Another benefit is reported by Veronique Greenwood (2021). Erik Hoel, a theoretical neuroscientist at Tufts University, has suggested that dreams are purposefully “weird”: “the no-quite-right quality of dreams sharpens the brain’s ability to generalize about situations instead of having to memorize specific response to them.”
The functional weirdness in dreams apparently also contributes to the memory consolidation that I just identified. In summarizing some neurobiological research, Greenwood states that: “variation—weirdness, essentially—is widely thought to be important in the brain’s methods for consolidating memories.” Thus, we find that the role played by dreams might be quite complex and amenable to very detailed neurobiological analyses, as well as some quite sophisticated descriptions of inner-psychic processes.

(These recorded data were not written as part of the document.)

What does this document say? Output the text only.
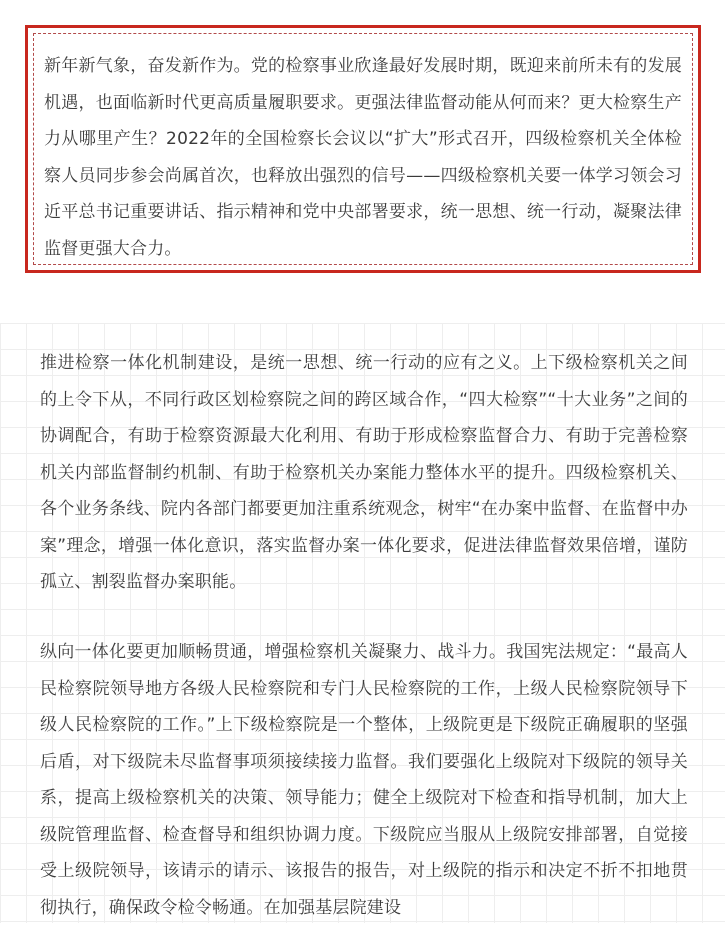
新年新气象，奋发新作为。党的检察事业欣逢最好发展时期，既迎来前所未有的发展机遇，也面临新时代更高质量履职要求。更强法律监督动能从何而来？更大检察生产力从哪里产生？2022年的全国检察长会议以“扩大”形式召开，四级检察机关全体检察人员同步参会尚属首次，也释放出强烈的信号——四级检察机关要一体学习领会习近平总书记重要讲话、指示精神和党中央部署要求，统一思想、统一行动，凝聚法律监督更强大合力。

推进检察一体化机制建设，是统一思想、统一行动的应有之义。上下级检察机关之间的上令下从，不同行政区划检察院之间的跨区域合作，“四大检察”“十大业务”之间的协调配合，有助于检察资源最大化利用、有助于形成检察监督合力、有助于完善检察机关内部监督制约机制、有助于检察机关办案能力整体水平的提升。四级检察机关、各个业务条线、院内各部门都要更加注重系统观念，树牢“在办案中监督、在监督中办案”理念，增强一体化意识，落实监督办案一体化要求，促进法律监督效果倍增，谨防孤立、割裂监督办案职能。

纵向一体化要更加顺畅贯通，增强检察机关凝聚力、战斗力。我国宪法规定：“最高人民检察院领导地方各级人民检察院和专门人民检察院的工作，上级人民检察院领导下级人民检察院的工作。”上下级检察院是一个整体，上级院更是下级院正确履职的坚强后盾，对下级院未尽监督事项须接续接力监督。我们要强化上级院对下级院的领导关系，提高上级检察机关的决策、领导能力；健全上级院对下检查和指导机制，加大上级院管理监督、检查督导和组织协调力度。下级院应当服从上级院安排部署，自觉接受上级院领导，该请示的请示、该报告的报告，对上级院的指示和决定不折不扣地贯彻执行，确保政令检令畅通。在加强基层院建设
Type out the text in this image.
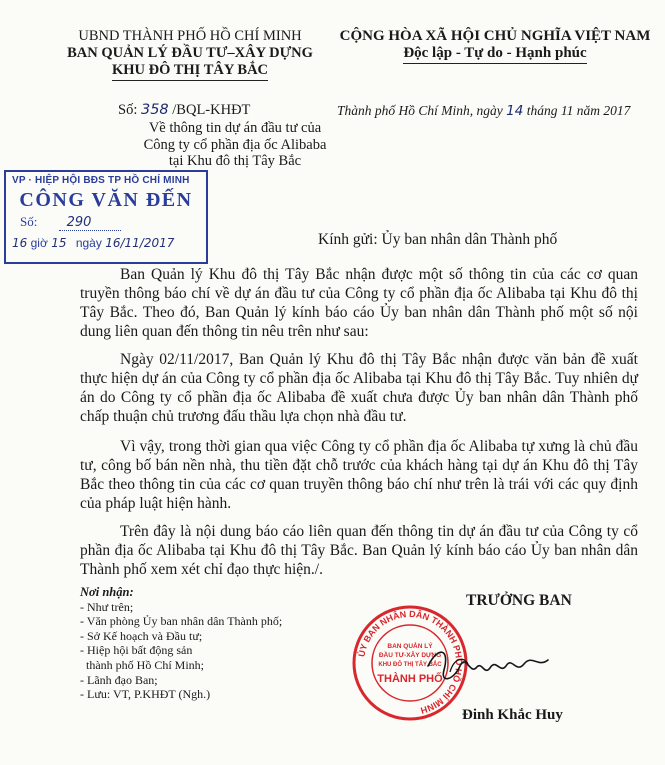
UBND THÀNH PHỐ HỒ CHÍ MINH
BAN QUẢN LÝ ĐẦU TƯ–XÂY DỰNG
KHU ĐÔ THỊ TÂY BẮC
CỘNG HÒA XÃ HỘI CHỦ NGHĨA VIỆT NAM
Độc lập - Tự do - Hạnh phúc
Số: 358 /BQL-KHĐT
Về thông tin dự án đầu tư của
Công ty cổ phần địa ốc Alibaba
tại Khu đô thị Tây Bắc
Thành phố Hồ Chí Minh, ngày 14 tháng 11 năm 2017
VP · HIỆP HỘI BĐS TP HỒ CHÍ MINH
CÔNG VĂN ĐẾN
Số: 290
16 giờ 15 ngày 16/11/2017	Kính gửi: Ủy ban nhân dân Thành phố

Ban Quản lý Khu đô thị Tây Bắc nhận được một số thông tin của các cơ quan truyền thông báo chí về dự án đầu tư của Công ty cổ phần địa ốc Alibaba tại Khu đô thị Tây Bắc. Theo đó, Ban Quản lý kính báo cáo Ủy ban nhân dân Thành phố một số nội dung liên quan đến thông tin nêu trên như sau:

Ngày 02/11/2017, Ban Quản lý Khu đô thị Tây Bắc nhận được văn bản đề xuất thực hiện dự án của Công ty cổ phần địa ốc Alibaba tại Khu đô thị Tây Bắc. Tuy nhiên dự án do Công ty cổ phần địa ốc Alibaba đề xuất chưa được Ủy ban nhân dân Thành phố chấp thuận chủ trương đấu thầu lựa chọn nhà đầu tư.

Vì vậy, trong thời gian qua việc Công ty cổ phần địa ốc Alibaba tự xưng là chủ đầu tư, công bố bán nền nhà, thu tiền đặt chỗ trước của khách hàng tại dự án Khu đô thị Tây Bắc theo thông tin của các cơ quan truyền thông báo chí như trên là trái với các quy định của pháp luật hiện hành.

Trên đây là nội dung báo cáo liên quan đến thông tin dự án đầu tư của Công ty cổ phần địa ốc Alibaba tại Khu đô thị Tây Bắc. Ban Quản lý kính báo cáo Ủy ban nhân dân Thành phố xem xét chỉ đạo thực hiện./.

Nơi nhận:
- Như trên;
- Văn phòng Ủy ban nhân dân Thành phố;
- Sở Kế hoạch và Đầu tư;
- Hiệp hội bất động sản
thành phố Hồ Chí Minh;
- Lãnh đạo Ban;
- Lưu: VT, P.KHĐT (Ngh.)
TRƯỞNG BAN
ỦY BAN NHÂN DÂN THÀNH PHỐ HỒ CHÍ MINH
BAN QUẢN LÝ
ĐẦU TƯ-XÂY DỰNG
KHU ĐÔ THỊ TÂY BẮC
THÀNH PHỐ
Đinh Khắc Huy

Given my preliminary exploration of the potential adaptive functions to be served by dreams in the evolution of humans (and other species), I turn to a more detailed exploration of the functions that have just identified. I often will offer examples of specific dreams that I have collected from other people I have interviewed (whom I call the “dreamers’) I also offer some of my own dreams to exemplify the way(s) in which specific functions are being served. I begin with the most widely proposed function: wish-fulfillment.

Wish-Fulfillment

This is Freud’s original assumption about the function of dreams. The fulfillment of a specific desire (or need) is forbidden but is expressed anyway (often in disguised form). However, the wishes need not be sexual (at least on the surface). The wish can be very tangible and mature (not primitive). A dreamer received a wonderful resolution of a business challenge. A large payment was made by a customer. The dreamer recalled crying out “please don’t let this be a dream” – and then woke up.

Maybe this dream was primitive and fanciful – it was gift that the dreamer didn’t work for—or deserve. On the other hand, this dream helped to reinforce a real-life issue regarding a decision that the dreamer was about to make (and that the dreamer had been struggling with that evening—that was keeping the dreamer up for about an hour.